Philadelphia's chief medical examiner concluded that Herbert R. McMaster Sr.'s cause of death was blunt impact head trauma contributed by untreated subdural hematoma, in which blood fills the brain at a rapid pace and compresses brain tissue, Shapiro said.
Gainey "violated the trust that was placed in her by her patients and their families," as well as "her legal duty of care that she had to provide for Mr. McMaster's wellbeing," Shapiro said at the press conference.
"Gainey could have saved Mr. McMaster's life had she simply done her job," Shapiro said. "Instead, she intentionally ignored her job responsibilities, falsified paperwork and lied to her supervisors to cover up this inexcusable conduct."
Gainey was arrested Thursday morning without incident, Shapiro said.
Shapiro vowed to protect seniors and others living in dependent-care facilities in Pennsylvania from neglect, scams and other threats.
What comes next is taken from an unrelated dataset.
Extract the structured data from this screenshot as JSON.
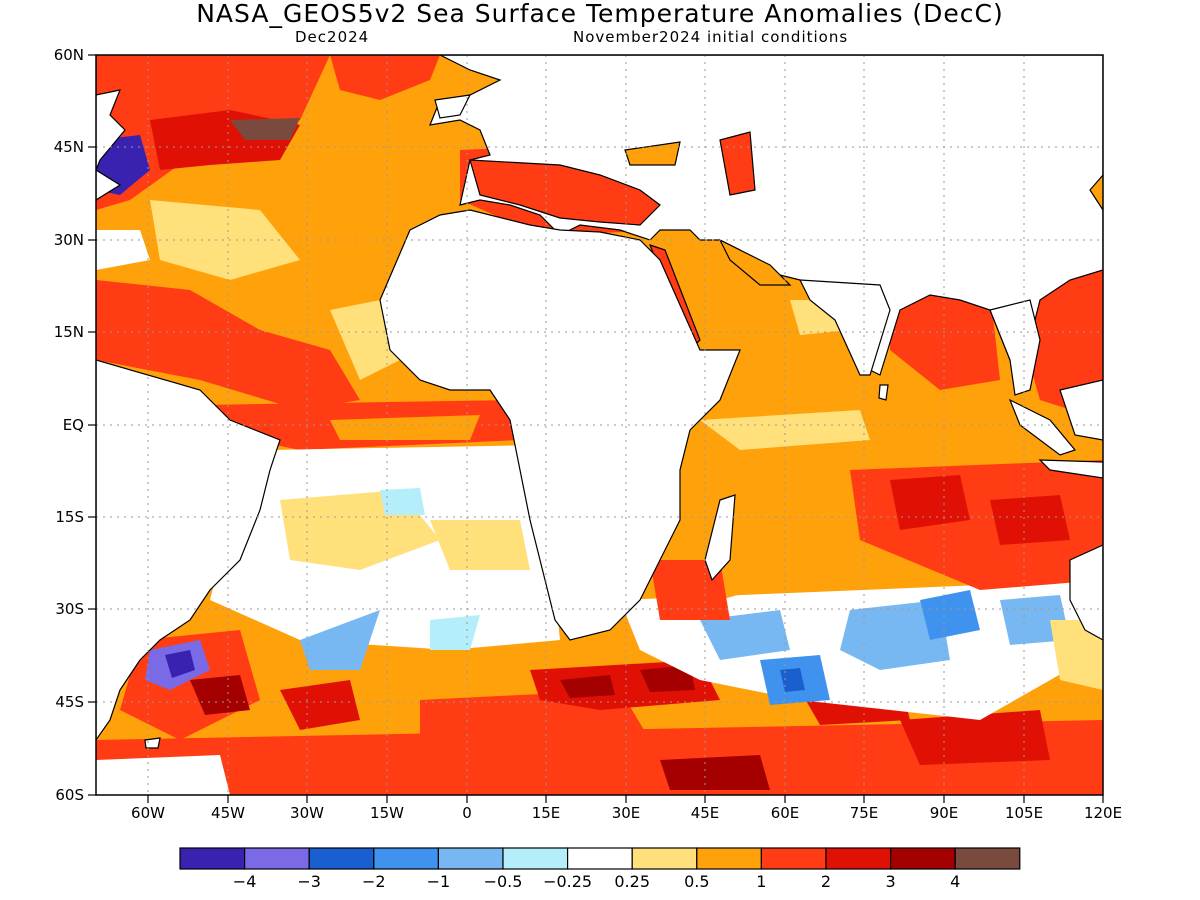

In recent months, the Pennsylvania Attorney General's Office has brought criminal neglect charges against three people, including a nurse and an aide, Shapiro said.
Shapiro addressed questions on whether McMaster's case received more attention because of the prominence of his son, saying that while the media has taken more interest in the case, they prosecute "these cases all the same."
"If the prominence of Mr. McMaster's son, H.R. McMaster, brings a spotlight to these kinds of cases and helps families to ask the right kinds of questions when they put their loved ones in these facilities, well, I think that's a good thing," Shapiro said.
The McMaster family expressed gratitude toward Shapiro and described the late patriarch as a "tough and compassionate soldier and public servant" who was "committed to his neighbors, his fellow soldiers, his community, and his country," according to a statement from the family to ABC-owned station WPVI-TV.
"The best way to honor his memory is for all of us to do all we can to prevent others from suffering at the hands of those who lack compassion and abandon even the most basic standards of human decency," according to the McMaster's family statement. "Today's charges are an important step forward in that connection."
Cathedral Village had removed Gainey from its facilities following McMaster's death and has been cooperating with authorities in the investigation, the facility said in a statement to ABC News. Gainey was not a Cathedral Village employee, the facility said, but is an employee of staffing company General Healthcare Resources, The Associated Press reported.
ABC News could not immediately reach a spokesperson for General Healthcare Resources for comment. General Healthcare Resources declined to provide a comment to the AP.